Adapun langkah-langkah yang ditempuh Islam untuk menjamin kebutuhan pokok masyarakat adalah melaksanakan politik pertanian Islam, yakni segala upaya yang harus ditempuh untuk meningkatkan produksi bahan-bahan pertanian yang dapat memenuhi kebutuhan pokok individu masyarakat. Strategi peningkatan produksi pertanian pokok tersebut mencakup tiga hal berikut :(1) peningkatan produksi bahan-bahan pangan;(2) peningkatan produksi bahan-bahan pokok untuk sandang;(3) peningkatan produksi komoditi pertanian yang mempunyai pasaran di luar negeri.
Pertama : Peningkatan
produksi bahan-bahan pangan. Peningkatan produksi bahan-bahan pangan adalah
harus menjadi prioritas, sebab bahan-bahan pangan itu penting untuk mencukupi
kebutuhan makanan pokok penduduk, sekaligus untuk mengantisipasi terjadinya
bahaya kepalaran pada musim paceklik atau musim kemarau yang menyebankan
kekurangan pangan. Atau juga untuk mengantisipasi terjadinya embargo ekonomi
oleh negara-negara lain karena negara mengembangkan perjuangan jihad, sekaligus
juga untuk berjaga-jaga jika negeri-negeri Islam yang lain mengalami kekurangan
makanan karena disebabkan beberapa hal.
Oleh sebab itu menjadi
kewajiban bagi negara Islam untuk mencurahkan segala potensi untk meningkatkan
produksi bahan-bahan pangan, baik dalam bentuk kekayaan nabati maupun hewani.

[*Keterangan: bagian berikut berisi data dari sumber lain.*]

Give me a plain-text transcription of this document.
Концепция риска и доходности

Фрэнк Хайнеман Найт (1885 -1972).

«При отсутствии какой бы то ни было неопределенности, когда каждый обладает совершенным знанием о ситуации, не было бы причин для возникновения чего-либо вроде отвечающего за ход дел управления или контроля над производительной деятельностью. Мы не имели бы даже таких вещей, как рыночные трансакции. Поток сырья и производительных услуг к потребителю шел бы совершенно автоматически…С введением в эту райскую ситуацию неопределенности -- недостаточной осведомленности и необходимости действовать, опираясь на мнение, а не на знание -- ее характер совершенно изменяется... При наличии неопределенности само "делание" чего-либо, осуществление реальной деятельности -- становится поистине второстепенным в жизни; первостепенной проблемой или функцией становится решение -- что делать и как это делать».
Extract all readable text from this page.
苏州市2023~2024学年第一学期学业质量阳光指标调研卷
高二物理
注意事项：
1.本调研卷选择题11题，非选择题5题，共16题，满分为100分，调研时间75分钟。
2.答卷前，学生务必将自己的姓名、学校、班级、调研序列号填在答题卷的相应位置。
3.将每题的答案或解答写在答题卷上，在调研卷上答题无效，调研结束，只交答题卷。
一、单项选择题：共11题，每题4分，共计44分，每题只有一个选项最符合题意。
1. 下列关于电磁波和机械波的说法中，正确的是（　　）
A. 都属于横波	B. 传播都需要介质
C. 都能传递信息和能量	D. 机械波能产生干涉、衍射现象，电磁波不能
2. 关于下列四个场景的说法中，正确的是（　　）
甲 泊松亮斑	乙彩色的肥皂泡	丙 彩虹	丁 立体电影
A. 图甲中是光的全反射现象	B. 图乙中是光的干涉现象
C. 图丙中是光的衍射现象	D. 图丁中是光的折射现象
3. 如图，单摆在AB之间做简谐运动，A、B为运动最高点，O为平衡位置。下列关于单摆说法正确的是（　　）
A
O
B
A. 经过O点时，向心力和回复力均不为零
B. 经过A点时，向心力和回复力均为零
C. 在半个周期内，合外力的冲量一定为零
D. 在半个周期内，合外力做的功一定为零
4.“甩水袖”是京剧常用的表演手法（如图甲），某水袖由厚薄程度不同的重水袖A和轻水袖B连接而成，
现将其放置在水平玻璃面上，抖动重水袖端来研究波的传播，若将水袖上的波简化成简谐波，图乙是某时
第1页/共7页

Lebih dari itu alasan kita harus berusaha menjadi swasembada pangan adalah
karena jika kita harus membelinya dari luar negeri, maka hal itu akan membuat
kita tergantung dengan negara lain dan hal ini tidak jarang akan menyulitkan
negara.
Kedua : Peningkatan
produksi bahan-bahan pokok untuk keperluan sandang seperti kapas, wol, sutera
dan lain sebagainya. Upaya memenuhi kebutuhan ini penting karean sandang adalah
salah satu kebutuhan pokok yang harus dipenuhi di dalam negeri. Karenya kita
seharusnya sekuat tenaga berusaha untuk mencukupi kebutuhan sebdiri tanpa
mengimpornya dari luar negeri yang menyebabkan kita tergantung dengan mereka.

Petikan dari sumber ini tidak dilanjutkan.